### Merging

1  “anna_vs_carla",
2    "breaking_down_hydrogen_peroxide",
3    "carlos_javier_atomic_model",
4    "dry_ice_model",
5    "gas_filled_balloons",
6    "layers_in_test_tube",
7   "model_for_making_water",
8   "namis_careful_experiment",
9    "natural_sugar"
 
-Method 1: Based on our GW-SMM method:
 
merge 1,2,8, merge 4,6,7, merge 3,9. let 5 be an individual model
 

In [None]:
import torch
import numpy as np
from transformers import BertForSequenceClassification, BertConfig
import os
import pandas as pd
from transformers import BertTokenizer, BertForSequenceClassification, AdamW
from sklearn.metrics import f1_score, classification_report
from torch.utils.data import TensorDataset, DataLoader, RandomSampler

from transformers import BertForSequenceClassification, BertConfig, BertTokenizer
import sys

In [None]:
device = torch.device("cuda" if torch.cuda.is_available() else "cpu")

In [14]:
def trim_tensor(tensor, k):
    flat = tensor.view(-1)
    n = flat.numel()
    if k >= 1.0:
        return tensor.clone()
    num_to_keep = int(np.ceil(n * k))
    if num_to_keep < 1:
        num_to_keep = 1
    topk_values, _ = torch.topk(flat.abs(), num_to_keep)
    threshold = topk_values[-1]
    trimmed = tensor.clone()
    flat_trimmed = trimmed.view(-1)
    flat_trimmed[flat.abs() < threshold] = 0
    return trimmed

def ties_merge_two_models(init_sd, sd_list, k=0.2, lam=1.0):
    merged_sd = {}
    for key in init_sd.keys():
        if "classifier" in key:
            merged_sd[key] = init_sd[key]  # Keep classifier from the initial model
            continue

        if not all(key in sd for sd in sd_list):
            merged_sd[key] = init_sd[key]
            continue

        # Compute parameter deltas (tau values)
        taus = [sd[key] - init_sd[key] for sd in sd_list]
        trimmed_taus = [trim_tensor(t, k) for t in taus]

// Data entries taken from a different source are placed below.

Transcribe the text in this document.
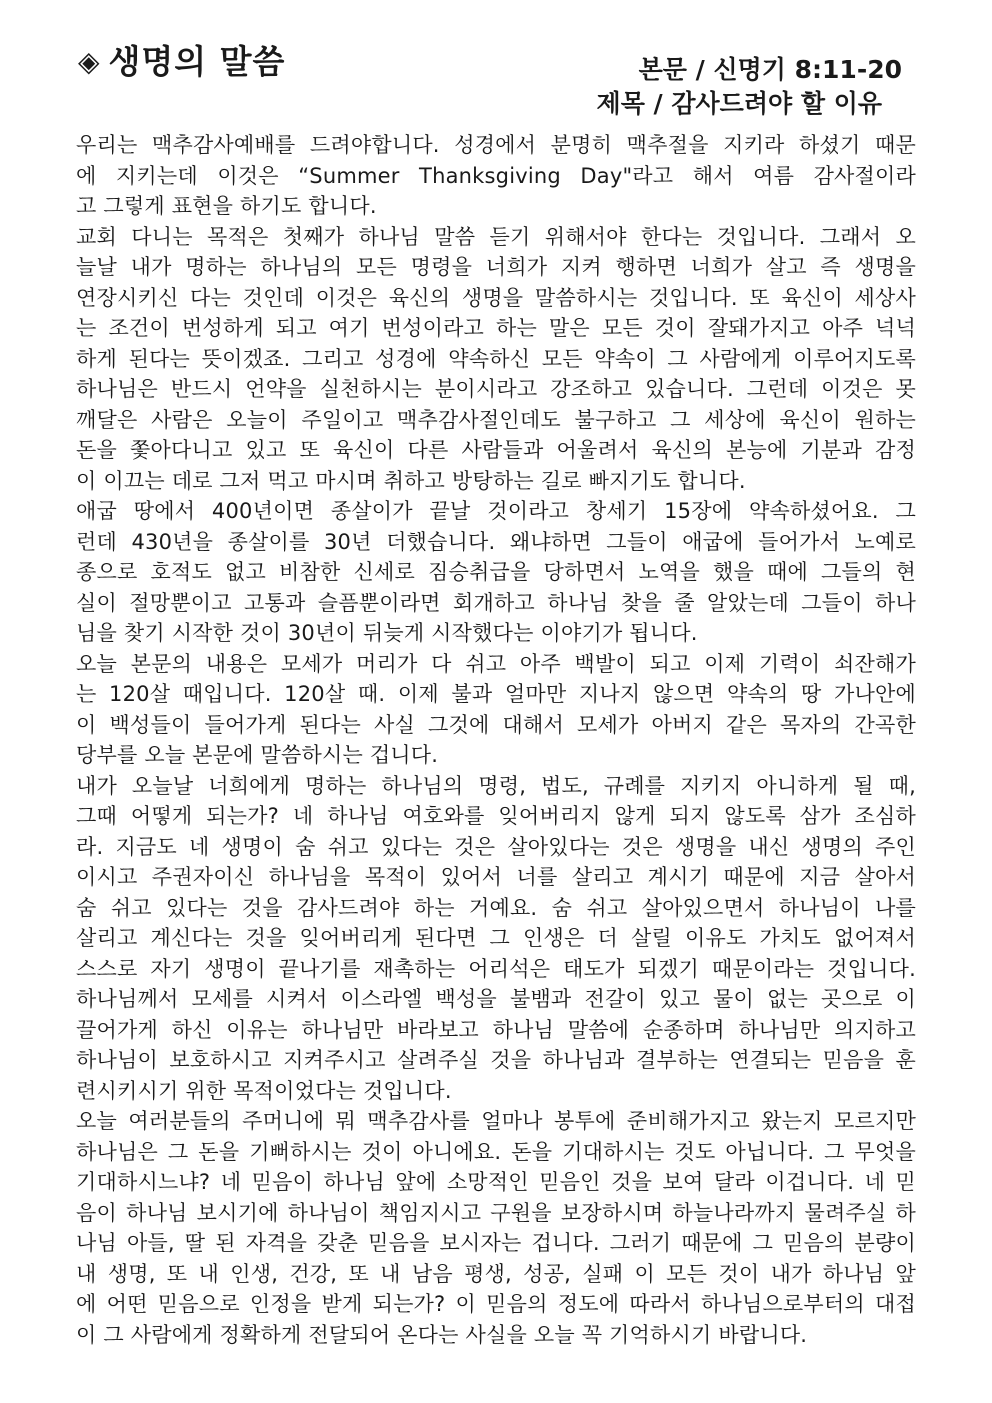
◈ 생명의 말씀	본문 / 신명기 8:11-20
제목 / 감사드려야 할 이유
우리는 맥추감사예배를 드려야합니다. 성경에서 분명히 맥추절을 지키라 하셨기 때문
에 지키는데 이것은 “Summer Thanksgiving Day"라고 해서 여름 감사절이라
고 그렇게 표현을 하기도 합니다.
교회 다니는 목적은 첫째가 하나님 말씀 듣기 위해서야 한다는 것입니다. 그래서 오
늘날 내가 명하는 하나님의 모든 명령을 너희가 지켜 행하면 너희가 살고 즉 생명을
연장시키신 다는 것인데 이것은 육신의 생명을 말씀하시는 것입니다. 또 육신이 세상사
는 조건이 번성하게 되고 여기 번성이라고 하는 말은 모든 것이 잘돼가지고 아주 넉넉
하게 된다는 뜻이겠죠. 그리고 성경에 약속하신 모든 약속이 그 사람에게 이루어지도록
하나님은 반드시 언약을 실천하시는 분이시라고 강조하고 있습니다. 그런데 이것은 못
깨달은 사람은 오늘이 주일이고 맥추감사절인데도 불구하고 그 세상에 육신이 원하는
돈을 쫓아다니고 있고 또 육신이 다른 사람들과 어울려서 육신의 본능에 기분과 감정
이 이끄는 데로 그저 먹고 마시며 취하고 방탕하는 길로 빠지기도 합니다.
애굽 땅에서 400년이면 종살이가 끝날 것이라고 창세기 15장에 약속하셨어요. 그
런데 430년을 종살이를 30년 더했습니다. 왜냐하면 그들이 애굽에 들어가서 노예로
종으로 호적도 없고 비참한 신세로 짐승취급을 당하면서 노역을 했을 때에 그들의 현
실이 절망뿐이고 고통과 슬픔뿐이라면 회개하고 하나님 찾을 줄 알았는데 그들이 하나
님을 찾기 시작한 것이 30년이 뒤늦게 시작했다는 이야기가 됩니다.
오늘 본문의 내용은 모세가 머리가 다 쉬고 아주 백발이 되고 이제 기력이 쇠잔해가
는 120살 때입니다. 120살 때. 이제 불과 얼마만 지나지 않으면 약속의 땅 가나안에
이 백성들이 들어가게 된다는 사실 그것에 대해서 모세가 아버지 같은 목자의 간곡한
당부를 오늘 본문에 말씀하시는 겁니다.
내가 오늘날 너희에게 명하는 하나님의 명령, 법도, 규례를 지키지 아니하게 될 때,
그때 어떻게 되는가? 네 하나님 여호와를 잊어버리지 않게 되지 않도록 삼가 조심하
라. 지금도 네 생명이 숨 쉬고 있다는 것은 살아있다는 것은 생명을 내신 생명의 주인
이시고 주권자이신 하나님을 목적이 있어서 너를 살리고 계시기 때문에 지금 살아서
숨 쉬고 있다는 것을 감사드려야 하는 거예요. 숨 쉬고 살아있으면서 하나님이 나를
살리고 계신다는 것을 잊어버리게 된다면 그 인생은 더 살릴 이유도 가치도 없어져서
스스로 자기 생명이 끝나기를 재촉하는 어리석은 태도가 되겠기 때문이라는 것입니다.
하나님께서 모세를 시켜서 이스라엘 백성을 불뱀과 전갈이 있고 물이 없는 곳으로 이
끌어가게 하신 이유는 하나님만 바라보고 하나님 말씀에 순종하며 하나님만 의지하고
하나님이 보호하시고 지켜주시고 살려주실 것을 하나님과 결부하는 연결되는 믿음을 훈
련시키시기 위한 목적이었다는 것입니다.
오늘 여러분들의 주머니에 뭐 맥추감사를 얼마나 봉투에 준비해가지고 왔는지 모르지만
하나님은 그 돈을 기뻐하시는 것이 아니에요. 돈을 기대하시는 것도 아닙니다. 그 무엇을
기대하시느냐? 네 믿음이 하나님 앞에 소망적인 믿음인 것을 보여 달라 이겁니다. 네 믿
음이 하나님 보시기에 하나님이 책임지시고 구원을 보장하시며 하늘나라까지 물려주실 하
나님 아들, 딸 된 자격을 갖춘 믿음을 보시자는 겁니다. 그러기 때문에 그 믿음의 분량이
내 생명, 또 내 인생, 건강, 또 내 남음 평생, 성공, 실패 이 모든 것이 내가 하나님 앞
에 어떤 믿음으로 인정을 받게 되는가? 이 믿음의 정도에 따라서 하나님으로부터의 대접
이 그 사람에게 정확하게 전달되어 온다는 사실을 오늘 꼭 기억하시기 바랍니다.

        stacked = torch.stack(trimmed_taus, dim=0)
        sum_tensor = torch.sum(stacked, dim=0)
        elected_sign = torch.sign(sum_tensor)

        mask = torch.stack([(torch.sign(t) == elected_sign).float() for t in trimmed_taus], dim=0)
        masked_sum = torch.sum(stacked * mask, dim=0)
        count = torch.sum(mask, dim=0)

        merged_tau = torch.where(count > 0, masked_sum / count, torch.zeros_like(masked_sum))
        merged_sd[key] = init_sd[key] + lam * merged_tau

    return merged_sd

def merge_models_ties(ft_model_paths, pretrained_model_name="bert-base-uncased", num_labels=4, k=0.3, lam=1.0, device=None):
    if device is None:
        device = torch.device("cuda" if torch.cuda.is_available() else "cpu")
    
    if len(ft_model_paths) > 3:
        print("Warning: More than 3 models provided. Only the first 3 will be used for merging.")
        ft_model_paths = ft_model_paths[:3]

    ft_state_dicts = []
    for path in ft_model_paths:
        print(f"Loading fine-tuned model from {path} ...")
        model_ft = torch.load(path, map_location=device)
        ft_state_dicts.append(model_ft.state_dict())

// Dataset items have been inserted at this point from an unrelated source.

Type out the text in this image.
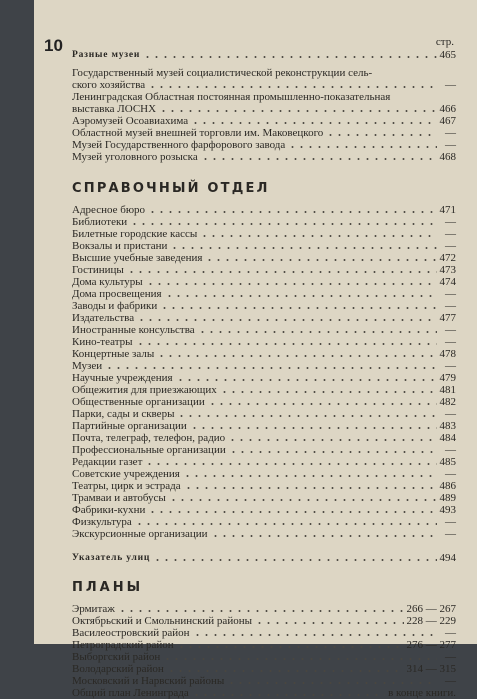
10	стр.
Разные музеи	465
Государственный музей социалистической реконструкции сель-
ского хозяйства	—
Ленинградская Областная постоянная промышленно-показательная
выставка ЛОСНХ	466
Аэромузей Осоавиахима	467
Областной музей внешней торговли им. Маковецкого	—
Музей Государственного фарфорового завода	—
Музей уголовного розыска	468
СПРАВОЧНЫЙ ОТДЕЛ
Адресное бюро	471
Библиотеки	—
Билетные городские кассы	—
Вокзалы и пристани	—
Высшие учебные заведения	472
Гостиницы	473
Дома культуры	474
Дома просвещения	—
Заводы и фабрики	—
Издательства	477
Иностранные консульства	—
Кино-театры	—
Концертные залы	478
Музеи	—
Научные учреждения	479
Общежития для приезжающих	481
Общественные организации	482
Парки, сады и скверы	—
Партийные организации	483
Почта, телеграф, телефон, радио	484
Профессиональные организации	—
Редакции газет	485
Советские учреждения	—
Театры, цирк и эстрада	486
Трамваи и автобусы	489
Фабрики-кухни	493
Физкультура	—
Экскурсионные организации	—
Указатель улиц	494
ПЛАНЫ
Эрмитаж	266 — 267
Октябрьский и Смольнинский районы	228 — 229
Василеостровский район	—
Петроградский район	276 — 277
Выборгский район	—
Володарский район	314 — 315
Московский и Нарвский районы	—
Общий план Ленинграда	в конце книги.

    # Initialize a base model for reference architecture
    config = BertConfig.from_pretrained(pretrained_model_name, num_labels=num_labels,problem_type="multi_label_classification")
    # init_model = BertForSequenceClassification(config)
    init_model = torch.load("../Models/best_model_anna_vs_carla.pt")
    # init_model = torch.load("./Models/best_model_breaking_down_hydrogen_peroxide.pt")
    init_model.to(device)
    init_sd = init_model.state_dict()

    # Ensure all models have the same architecture (excluding classifier)
    keys_init = {k for k in init_sd.keys() if "classifier" not in k}
    for i, sd in enumerate(ft_state_dicts):
        keys_model = {k for k in sd.keys() if "classifier" not in k}
        if keys_model != keys_init:
            raise ValueError(f"Model {i+1} has a different architecture than the initial model.")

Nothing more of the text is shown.